13. Je moet een samenvatting maken van de alinea’s 4, 5 en 6 van deze tekst.
Hieronder staan acht zinnen uit deze alinea’s.
Welke drie zinnen bevatten de beste informatie voor een samenvatting? Er zijn er in totaal vijf, maar noem er maar drie.
1 De laptoptikkers bleken per lezing veel meer woorden te noteren dan de schrijvers, gemiddeld zo’n 550 tegen minder dan 400.
2 De handschrijvers vertoonden veel meer onderlinge verschillen in woordkeuze – allemaal aanwijzingen voor een intensievere
verwerking.
3 De typisten zitten zeker niet te slapen, want een half uurtje na de lezing is er niet veel verschil in feitenkennis tussen hen en de
schrijvers.
4 Het gaat dan om vragen als: ‘Waarvoor werden oude Indiase zegels gebruikt?’
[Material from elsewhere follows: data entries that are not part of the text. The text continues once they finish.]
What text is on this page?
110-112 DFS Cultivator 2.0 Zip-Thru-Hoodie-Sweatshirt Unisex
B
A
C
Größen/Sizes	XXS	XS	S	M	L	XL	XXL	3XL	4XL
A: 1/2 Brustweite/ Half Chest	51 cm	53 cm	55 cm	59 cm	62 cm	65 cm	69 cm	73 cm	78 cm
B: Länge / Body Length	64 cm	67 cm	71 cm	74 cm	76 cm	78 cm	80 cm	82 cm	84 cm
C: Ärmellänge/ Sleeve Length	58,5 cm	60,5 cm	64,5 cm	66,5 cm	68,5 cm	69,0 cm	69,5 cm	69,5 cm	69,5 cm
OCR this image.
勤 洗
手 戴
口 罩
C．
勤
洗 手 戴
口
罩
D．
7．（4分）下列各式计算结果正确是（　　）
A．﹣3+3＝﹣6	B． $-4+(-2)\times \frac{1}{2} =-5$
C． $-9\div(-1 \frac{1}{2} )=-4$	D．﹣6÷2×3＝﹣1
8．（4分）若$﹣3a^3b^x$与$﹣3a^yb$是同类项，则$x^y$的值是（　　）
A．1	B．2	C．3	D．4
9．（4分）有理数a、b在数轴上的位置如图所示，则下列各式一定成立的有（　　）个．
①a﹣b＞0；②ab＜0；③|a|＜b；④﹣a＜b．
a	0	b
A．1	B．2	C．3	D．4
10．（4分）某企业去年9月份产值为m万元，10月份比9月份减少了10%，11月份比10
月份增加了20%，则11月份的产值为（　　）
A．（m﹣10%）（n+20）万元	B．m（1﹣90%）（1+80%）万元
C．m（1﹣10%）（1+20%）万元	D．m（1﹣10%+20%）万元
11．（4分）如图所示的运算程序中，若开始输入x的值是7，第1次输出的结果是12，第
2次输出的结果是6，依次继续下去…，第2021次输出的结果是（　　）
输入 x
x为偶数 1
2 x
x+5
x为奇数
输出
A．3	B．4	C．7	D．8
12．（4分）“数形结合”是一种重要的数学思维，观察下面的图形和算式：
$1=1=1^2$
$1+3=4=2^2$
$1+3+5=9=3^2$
5 Maar op begripsvragen scoren de schrijvers dan wel veel beter dan de typisten.
6 Dat zijn vragen als: ‘Wat is het probleem als belangrijke functies beheerst worden door algoritmes?’
7 Het treurige is verder dat het enige voordeel dat de tikkers hebben ,namelijk een completer verslag van wat er gezegd is, niet helpt bij het leren.
8 Toen de deelnemers een week later terugkwamen en een minuut of tien hun aantekeningen mochten bekijken, scoorden de schrijvers daarna opnieuw hoger op begripsvragen dan de tikkers.